Si en el amanecer del mundo, cuando este aún comenzaba a modelarse y emprender su andadura, Prometeo, Titán de Titanes y amigo de los mortales, no le hubiera robado el fuego a los Dioses para entregárselo a los hombres, quizá nunca habríamos podido disfrutar de sus bondades en nuestros hogares.
El fuego es fuente de luz y calor, anfitrión de reuniones que, con el crepitar de la leña, despierta los sentidos y aviva la imaginación.
Muy cerca de aquí, en la ladera del Monte Areo en Ambás, semiescondida entre un grupo de fragantes mimosas, hay una pequeña casa de piedra, con ventanas y doble puerta de vieja madera. En el tejado se yergue orgullosa la chimenea de una cocina de leña que, humeante, saluda e invita a los vecinos a entrar.
En ella vive una mujer de mediana edad que tiene fama de no estar muy en sus cabales. Su relación con la gente es un tanto peculiar y además habla con…
– “Loca”, dicen que estoy. ¿Por qué? Porque con mi cocina hablo yo. ¿Y por qué no lo voy hacer, si ella a mi me habla también?
Bien educado aquel que a todos ha de atender. Yo alimento le doy y ella, como compensación, compañía y conversación.

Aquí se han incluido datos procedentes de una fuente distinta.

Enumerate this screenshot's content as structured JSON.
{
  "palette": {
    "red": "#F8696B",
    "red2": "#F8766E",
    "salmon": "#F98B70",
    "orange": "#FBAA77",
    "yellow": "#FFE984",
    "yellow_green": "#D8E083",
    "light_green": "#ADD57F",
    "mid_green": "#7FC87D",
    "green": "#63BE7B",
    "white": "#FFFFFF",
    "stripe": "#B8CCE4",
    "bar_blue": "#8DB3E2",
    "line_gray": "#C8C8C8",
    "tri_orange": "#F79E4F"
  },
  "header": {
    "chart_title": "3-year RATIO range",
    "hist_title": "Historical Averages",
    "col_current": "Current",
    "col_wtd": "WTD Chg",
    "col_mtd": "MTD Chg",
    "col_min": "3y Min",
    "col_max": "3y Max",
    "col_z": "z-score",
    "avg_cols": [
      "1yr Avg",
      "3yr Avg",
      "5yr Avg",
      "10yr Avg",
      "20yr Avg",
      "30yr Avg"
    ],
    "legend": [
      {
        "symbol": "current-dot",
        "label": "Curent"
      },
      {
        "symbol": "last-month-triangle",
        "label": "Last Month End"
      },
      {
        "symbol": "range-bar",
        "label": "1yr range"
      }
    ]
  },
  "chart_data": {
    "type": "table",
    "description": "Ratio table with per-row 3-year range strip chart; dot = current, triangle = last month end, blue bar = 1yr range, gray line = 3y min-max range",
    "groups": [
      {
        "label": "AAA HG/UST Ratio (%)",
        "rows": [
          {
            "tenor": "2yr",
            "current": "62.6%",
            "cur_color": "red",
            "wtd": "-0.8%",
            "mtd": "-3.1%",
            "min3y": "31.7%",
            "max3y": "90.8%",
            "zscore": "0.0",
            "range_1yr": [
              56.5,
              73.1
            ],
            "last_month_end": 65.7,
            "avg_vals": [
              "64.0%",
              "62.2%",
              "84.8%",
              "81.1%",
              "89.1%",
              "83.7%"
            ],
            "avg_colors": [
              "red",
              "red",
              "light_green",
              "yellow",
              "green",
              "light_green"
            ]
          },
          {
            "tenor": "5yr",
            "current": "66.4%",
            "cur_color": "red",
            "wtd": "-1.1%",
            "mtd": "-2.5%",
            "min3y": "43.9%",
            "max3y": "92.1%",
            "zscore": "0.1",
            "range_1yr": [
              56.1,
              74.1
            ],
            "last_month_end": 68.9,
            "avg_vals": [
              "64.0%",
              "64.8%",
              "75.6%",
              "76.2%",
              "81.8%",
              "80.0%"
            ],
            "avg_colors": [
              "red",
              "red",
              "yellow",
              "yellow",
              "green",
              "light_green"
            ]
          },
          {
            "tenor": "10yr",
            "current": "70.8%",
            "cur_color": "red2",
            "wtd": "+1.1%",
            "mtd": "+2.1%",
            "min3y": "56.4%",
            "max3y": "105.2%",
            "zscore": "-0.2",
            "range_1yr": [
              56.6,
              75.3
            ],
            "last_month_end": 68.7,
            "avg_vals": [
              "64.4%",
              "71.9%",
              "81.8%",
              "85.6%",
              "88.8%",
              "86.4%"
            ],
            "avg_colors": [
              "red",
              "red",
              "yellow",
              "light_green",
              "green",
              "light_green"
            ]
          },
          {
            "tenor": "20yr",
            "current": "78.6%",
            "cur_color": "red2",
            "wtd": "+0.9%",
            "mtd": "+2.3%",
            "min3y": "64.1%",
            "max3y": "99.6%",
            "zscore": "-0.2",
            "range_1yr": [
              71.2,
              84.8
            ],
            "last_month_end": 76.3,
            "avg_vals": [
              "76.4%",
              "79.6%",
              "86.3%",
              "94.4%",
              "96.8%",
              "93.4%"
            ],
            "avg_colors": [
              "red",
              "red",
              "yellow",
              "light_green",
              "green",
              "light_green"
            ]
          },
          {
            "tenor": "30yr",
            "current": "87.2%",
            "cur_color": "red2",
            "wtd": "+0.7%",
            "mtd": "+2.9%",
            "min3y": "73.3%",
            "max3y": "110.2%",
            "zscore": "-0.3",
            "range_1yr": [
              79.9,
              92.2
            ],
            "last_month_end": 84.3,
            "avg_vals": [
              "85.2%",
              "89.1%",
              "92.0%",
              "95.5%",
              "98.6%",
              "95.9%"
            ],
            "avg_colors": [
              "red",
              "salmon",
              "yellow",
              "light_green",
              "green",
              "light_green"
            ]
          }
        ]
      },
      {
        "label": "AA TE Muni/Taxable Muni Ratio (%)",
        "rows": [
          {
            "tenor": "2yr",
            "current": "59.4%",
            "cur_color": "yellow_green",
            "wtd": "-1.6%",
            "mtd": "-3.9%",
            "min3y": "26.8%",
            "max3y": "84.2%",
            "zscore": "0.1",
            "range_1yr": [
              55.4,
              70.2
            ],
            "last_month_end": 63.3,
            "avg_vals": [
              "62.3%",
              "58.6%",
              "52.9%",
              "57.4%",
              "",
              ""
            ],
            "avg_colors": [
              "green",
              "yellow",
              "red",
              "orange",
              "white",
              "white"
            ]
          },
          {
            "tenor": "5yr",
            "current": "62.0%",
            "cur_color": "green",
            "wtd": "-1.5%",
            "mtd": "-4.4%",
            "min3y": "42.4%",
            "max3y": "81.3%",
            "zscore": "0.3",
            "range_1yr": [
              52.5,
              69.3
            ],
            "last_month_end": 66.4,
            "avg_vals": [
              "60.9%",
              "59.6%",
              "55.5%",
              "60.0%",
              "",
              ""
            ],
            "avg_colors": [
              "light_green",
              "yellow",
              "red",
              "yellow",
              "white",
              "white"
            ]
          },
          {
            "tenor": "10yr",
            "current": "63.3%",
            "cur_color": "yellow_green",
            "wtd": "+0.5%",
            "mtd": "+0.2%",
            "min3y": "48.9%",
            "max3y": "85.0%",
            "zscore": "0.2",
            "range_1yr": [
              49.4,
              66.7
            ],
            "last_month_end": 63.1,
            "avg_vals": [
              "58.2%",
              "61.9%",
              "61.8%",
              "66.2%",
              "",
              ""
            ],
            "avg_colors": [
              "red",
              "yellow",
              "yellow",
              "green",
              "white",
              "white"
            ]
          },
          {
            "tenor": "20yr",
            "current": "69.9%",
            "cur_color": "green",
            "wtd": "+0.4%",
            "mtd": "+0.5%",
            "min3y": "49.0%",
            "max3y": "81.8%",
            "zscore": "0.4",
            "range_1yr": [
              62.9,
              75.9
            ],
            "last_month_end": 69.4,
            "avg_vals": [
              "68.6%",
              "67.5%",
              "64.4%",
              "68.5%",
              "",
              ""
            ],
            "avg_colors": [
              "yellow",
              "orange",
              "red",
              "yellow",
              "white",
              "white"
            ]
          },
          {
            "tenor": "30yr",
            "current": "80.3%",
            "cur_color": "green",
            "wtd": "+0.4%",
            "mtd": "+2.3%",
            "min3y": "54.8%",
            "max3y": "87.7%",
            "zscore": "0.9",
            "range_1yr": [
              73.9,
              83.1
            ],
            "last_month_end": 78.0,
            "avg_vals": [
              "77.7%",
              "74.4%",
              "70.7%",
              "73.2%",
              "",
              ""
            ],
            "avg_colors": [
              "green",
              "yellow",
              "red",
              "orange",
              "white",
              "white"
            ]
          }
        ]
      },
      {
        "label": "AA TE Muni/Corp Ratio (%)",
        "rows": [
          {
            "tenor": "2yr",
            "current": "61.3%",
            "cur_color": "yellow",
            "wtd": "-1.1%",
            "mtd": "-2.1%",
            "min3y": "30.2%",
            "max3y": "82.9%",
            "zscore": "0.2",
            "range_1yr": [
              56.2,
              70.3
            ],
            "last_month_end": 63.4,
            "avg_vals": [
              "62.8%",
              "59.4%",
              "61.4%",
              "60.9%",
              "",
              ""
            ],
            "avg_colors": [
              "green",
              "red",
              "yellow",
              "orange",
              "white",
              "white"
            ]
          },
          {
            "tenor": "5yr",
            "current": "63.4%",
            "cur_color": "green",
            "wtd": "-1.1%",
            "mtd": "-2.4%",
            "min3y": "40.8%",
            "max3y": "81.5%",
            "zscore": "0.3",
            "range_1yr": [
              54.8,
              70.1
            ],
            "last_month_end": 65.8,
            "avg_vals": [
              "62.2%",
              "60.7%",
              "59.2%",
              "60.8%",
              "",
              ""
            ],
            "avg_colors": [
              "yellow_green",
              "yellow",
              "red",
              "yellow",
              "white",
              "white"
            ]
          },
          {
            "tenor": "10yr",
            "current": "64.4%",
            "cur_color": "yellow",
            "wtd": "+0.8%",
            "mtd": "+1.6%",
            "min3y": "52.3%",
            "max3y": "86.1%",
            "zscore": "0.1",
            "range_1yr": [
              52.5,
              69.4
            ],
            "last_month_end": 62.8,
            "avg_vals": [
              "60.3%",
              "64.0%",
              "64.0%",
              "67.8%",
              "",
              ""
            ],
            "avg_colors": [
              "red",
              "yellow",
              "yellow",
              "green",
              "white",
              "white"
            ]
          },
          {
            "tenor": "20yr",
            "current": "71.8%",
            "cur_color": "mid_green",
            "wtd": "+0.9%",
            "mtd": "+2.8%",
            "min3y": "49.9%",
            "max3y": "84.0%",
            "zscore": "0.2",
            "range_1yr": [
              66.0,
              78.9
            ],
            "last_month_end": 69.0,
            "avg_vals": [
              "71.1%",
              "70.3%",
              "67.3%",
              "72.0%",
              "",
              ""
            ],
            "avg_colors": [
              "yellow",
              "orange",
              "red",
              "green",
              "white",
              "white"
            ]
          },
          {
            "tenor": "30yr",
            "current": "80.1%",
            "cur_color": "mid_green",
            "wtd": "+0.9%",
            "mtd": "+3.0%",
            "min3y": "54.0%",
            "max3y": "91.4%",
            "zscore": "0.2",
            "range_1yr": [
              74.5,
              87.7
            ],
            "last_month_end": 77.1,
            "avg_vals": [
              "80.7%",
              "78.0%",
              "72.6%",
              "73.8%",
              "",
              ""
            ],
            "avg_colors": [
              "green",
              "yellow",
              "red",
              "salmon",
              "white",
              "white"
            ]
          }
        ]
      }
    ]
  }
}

Historias ella me cuenta… de cómo era antes la vida y de cómo ella servía para cocinar grandes manjares. Me cuenta que en grandes casas trabajó, y en pequeñas también, pues ella clasista nunca fue. A todos por igual trataba; comida les hacía y la única condición que ponía era que la alimentaran con un poco de leña que ella habría de quemar.
– ¿Qué me dices? ¿Que estás triste? ¿Porque la gente ya te olvidó? No, no… Yo no te olvidé, conmigo siempre te he tenido; hace muchos años ya que nos encontramos. ¿Recuerdas que al principio solo tenías la chapa de arriba? ¡Con qué poco te vestías…!
– Perdona, perdóname… que te interrumpí. Me ibas contando que grandes cosas hacías. Además de la comida, que ya tiempo te llevaba, también calentabas el agua para el baño. ¡Ay, cocina! Yo me pregunto… ¿Se daba cuenta la gente de todo lo que tú hacías?
La casa mantenías caliente para que la gente friolera como yo ni un mal rato pasara. También tu calor compartías con las planchas que encima te posaban y así, a ellas les permitías arreglar el desaguisado que el lavado producía.
Dices que otros más preparados que tú el puesto te quitaron, pero, ¡ay cocina!, yo te digo, y perdona que te vuelva a interrumpir, que más preparadas estarán, pero todo lo que tú has vivido, ellos nunca lo vivirán…
Yo conmigo te guardo y a mi gente siempre cuento todo lo que por nosotros hacías…
¿Que tú también lo quieres contar? Bien, entonces yo les enseñaré cómo te han de escuchar; que los días de viento y lluvia es cuando más ganas tienes de hablar; que para escucharte, basta solo con ofrecerte un poco de leña para quemar.
Ay, cocina, una última cosa te he de pedir… El día que yo me vaya, otros habrán de llegar. Cuéntales también a ellos y añade otra historia más: la de la relación singular que mantenían “una cocina y una loca de atar”.